The final thing I want to talk about is the atmosphere of the book. There is such a melancholic undertone to this book that this is an interesting read, even without considering the story. It is done in a very subtle way though, and it took me a while to notice the effect the book had on me. This shows Achebe’s skills to tell a story, and to make the reader ponder its meaning afterwards. The subject matter helped to create the melancholic atmosphere and also the fact that you know from the start it is not going to end well. The tone of the book also helps to drive home the message of the book that the clash of old and new ways is not a happy one, in any place or culture. It always comes with losing grip on familiar ways of doing things and saying goodbye to the world you knew and maybe even to old friends and family. That is maybe also why Obi, his father and the other characters in the book struggle with the question which values to embrace. There is no strict division between people who have embraced the new ways and those who adhere to the old. Obi’s father struggles to let go of traditional beliefs despite being a devoted Christian and Obi clings to a woman he cannot have. Achebe manages to tell a story about the clash and also evokes feelings that can come with an experience like that. In that way, he managed to create a book everybody can connect with who has had similar experiences.
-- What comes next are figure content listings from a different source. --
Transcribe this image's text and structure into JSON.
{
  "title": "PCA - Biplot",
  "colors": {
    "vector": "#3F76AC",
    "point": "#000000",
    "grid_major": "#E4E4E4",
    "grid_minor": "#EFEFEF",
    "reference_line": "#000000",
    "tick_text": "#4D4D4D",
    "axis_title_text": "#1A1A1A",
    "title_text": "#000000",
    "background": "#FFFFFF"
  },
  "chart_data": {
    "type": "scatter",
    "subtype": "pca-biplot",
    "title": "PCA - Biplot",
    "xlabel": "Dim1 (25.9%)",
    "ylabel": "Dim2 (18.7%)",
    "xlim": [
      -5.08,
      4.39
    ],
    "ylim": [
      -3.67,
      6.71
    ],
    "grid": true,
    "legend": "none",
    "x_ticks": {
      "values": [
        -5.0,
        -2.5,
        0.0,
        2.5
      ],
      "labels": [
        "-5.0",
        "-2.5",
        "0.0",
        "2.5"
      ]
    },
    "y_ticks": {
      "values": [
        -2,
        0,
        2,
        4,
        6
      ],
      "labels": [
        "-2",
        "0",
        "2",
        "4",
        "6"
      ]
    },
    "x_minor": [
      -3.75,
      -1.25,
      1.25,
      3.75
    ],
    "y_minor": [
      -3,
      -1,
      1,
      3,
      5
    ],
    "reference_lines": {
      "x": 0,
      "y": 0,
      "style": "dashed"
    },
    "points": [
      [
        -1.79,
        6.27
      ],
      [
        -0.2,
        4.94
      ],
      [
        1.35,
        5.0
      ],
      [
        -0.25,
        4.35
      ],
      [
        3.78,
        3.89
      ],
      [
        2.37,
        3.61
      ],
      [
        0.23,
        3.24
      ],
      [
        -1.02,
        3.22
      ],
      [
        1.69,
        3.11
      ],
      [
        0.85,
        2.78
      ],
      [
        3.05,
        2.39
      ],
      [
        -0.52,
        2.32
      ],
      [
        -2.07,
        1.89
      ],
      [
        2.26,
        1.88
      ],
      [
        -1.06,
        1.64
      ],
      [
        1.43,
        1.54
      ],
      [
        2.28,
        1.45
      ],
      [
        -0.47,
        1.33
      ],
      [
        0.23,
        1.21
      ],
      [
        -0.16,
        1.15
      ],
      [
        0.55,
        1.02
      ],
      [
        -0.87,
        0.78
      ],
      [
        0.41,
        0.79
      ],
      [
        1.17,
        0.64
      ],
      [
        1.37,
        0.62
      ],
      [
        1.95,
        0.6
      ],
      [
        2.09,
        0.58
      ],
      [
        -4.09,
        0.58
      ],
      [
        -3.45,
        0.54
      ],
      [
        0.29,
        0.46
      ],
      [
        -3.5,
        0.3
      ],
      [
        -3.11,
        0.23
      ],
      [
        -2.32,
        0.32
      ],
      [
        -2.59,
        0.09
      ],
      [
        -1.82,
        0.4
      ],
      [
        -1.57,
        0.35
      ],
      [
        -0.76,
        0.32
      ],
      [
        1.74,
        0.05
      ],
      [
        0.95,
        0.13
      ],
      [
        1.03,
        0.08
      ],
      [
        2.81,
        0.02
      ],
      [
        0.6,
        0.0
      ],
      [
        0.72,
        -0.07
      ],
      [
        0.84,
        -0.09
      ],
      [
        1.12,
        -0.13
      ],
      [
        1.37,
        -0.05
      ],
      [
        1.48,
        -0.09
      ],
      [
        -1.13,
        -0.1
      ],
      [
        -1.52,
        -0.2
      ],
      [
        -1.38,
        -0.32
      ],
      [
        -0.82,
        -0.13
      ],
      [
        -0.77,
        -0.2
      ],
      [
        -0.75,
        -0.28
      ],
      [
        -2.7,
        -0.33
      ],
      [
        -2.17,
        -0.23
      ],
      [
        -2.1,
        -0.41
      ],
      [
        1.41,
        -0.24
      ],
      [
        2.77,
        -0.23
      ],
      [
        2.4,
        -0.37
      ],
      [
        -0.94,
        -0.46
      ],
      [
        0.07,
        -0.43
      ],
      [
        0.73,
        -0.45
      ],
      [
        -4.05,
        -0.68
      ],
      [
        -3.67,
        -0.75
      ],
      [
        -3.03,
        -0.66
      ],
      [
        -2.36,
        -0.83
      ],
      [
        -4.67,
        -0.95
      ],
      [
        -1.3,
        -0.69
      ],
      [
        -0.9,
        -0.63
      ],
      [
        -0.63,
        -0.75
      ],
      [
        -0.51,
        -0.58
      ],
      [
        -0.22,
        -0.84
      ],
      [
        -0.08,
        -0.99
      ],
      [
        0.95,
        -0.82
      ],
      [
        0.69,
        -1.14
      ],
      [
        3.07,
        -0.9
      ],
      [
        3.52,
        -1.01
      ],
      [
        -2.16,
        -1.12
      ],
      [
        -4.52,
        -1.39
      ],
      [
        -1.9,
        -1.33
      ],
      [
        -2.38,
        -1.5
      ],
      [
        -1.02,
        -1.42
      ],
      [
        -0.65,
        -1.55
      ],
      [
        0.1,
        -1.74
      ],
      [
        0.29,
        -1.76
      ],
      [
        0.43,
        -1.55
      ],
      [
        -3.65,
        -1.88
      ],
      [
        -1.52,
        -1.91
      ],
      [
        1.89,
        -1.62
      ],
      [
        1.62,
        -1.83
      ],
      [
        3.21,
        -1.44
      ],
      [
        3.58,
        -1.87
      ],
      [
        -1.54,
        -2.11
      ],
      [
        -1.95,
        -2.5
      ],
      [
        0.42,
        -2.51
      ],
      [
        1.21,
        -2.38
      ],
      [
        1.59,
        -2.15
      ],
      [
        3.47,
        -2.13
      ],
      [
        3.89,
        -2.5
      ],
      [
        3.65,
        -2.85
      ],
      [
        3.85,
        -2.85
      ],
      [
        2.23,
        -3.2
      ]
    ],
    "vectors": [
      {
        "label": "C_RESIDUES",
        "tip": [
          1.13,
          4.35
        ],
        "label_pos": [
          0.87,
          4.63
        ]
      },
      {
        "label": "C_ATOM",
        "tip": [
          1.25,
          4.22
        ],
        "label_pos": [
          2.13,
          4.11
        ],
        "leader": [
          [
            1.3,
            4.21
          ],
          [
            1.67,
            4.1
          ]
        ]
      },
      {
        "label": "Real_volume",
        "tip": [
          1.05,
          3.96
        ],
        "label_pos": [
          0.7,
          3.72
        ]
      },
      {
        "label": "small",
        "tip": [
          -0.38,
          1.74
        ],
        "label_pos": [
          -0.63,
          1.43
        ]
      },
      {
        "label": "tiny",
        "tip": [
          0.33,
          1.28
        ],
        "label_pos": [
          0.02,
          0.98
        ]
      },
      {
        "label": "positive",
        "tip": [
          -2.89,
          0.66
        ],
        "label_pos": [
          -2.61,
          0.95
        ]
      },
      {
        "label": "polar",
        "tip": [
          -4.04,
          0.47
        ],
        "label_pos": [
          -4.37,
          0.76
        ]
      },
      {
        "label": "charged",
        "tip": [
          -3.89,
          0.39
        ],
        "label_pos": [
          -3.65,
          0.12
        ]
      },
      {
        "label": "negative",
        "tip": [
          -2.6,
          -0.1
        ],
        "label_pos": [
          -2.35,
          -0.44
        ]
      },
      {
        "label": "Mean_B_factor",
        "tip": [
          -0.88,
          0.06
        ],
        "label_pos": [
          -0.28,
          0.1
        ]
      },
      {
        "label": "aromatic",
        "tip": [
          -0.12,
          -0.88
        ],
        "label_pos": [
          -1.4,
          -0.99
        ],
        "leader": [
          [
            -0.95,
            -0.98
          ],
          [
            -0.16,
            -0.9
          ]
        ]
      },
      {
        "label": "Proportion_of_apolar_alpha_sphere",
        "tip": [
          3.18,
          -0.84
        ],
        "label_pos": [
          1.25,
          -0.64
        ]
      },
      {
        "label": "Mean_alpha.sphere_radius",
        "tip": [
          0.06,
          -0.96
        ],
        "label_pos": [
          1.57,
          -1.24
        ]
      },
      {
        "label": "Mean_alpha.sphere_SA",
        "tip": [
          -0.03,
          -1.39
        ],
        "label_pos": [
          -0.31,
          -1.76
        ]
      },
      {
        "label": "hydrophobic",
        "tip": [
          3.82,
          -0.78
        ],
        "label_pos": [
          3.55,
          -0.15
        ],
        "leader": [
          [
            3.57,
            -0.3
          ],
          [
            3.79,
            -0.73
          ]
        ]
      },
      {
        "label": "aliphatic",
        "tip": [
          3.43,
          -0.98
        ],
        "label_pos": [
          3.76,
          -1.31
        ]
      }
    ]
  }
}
Many people praise Achebe’s series because it shows the African perspective on colonialism and Western influence, especially because most other books on that subject are written by Western authors. However, the book is also critiqued because its portrayal of colonialism is not done very well and limited. I cannot tell you if there is truth in that because I haven’t done the research, but I do wonder if showing the perspective of a whole continent on a big part of history is a bit too much to ask of one book or series. What this book does well is showing the perspective of one Nigerian man and how he tries to navigate between traditional values and new influences. That in itself is an important story to tell and what makes this book worth reading. Focusing on the central theme of this book shows that many people all over the world share the same kind of experiences but in different settings. The clash between traditional and new values is something we can all recognize in our own lives. Everybody has felt in their own way lost like Obi and forced into decisions they don’t want to make. Let’s hope we don’t all end up like Obi but find our own place somewhere between the old and the new.
Have strength growing up award for showing us that it is not easy to keep to your own values in a changing world.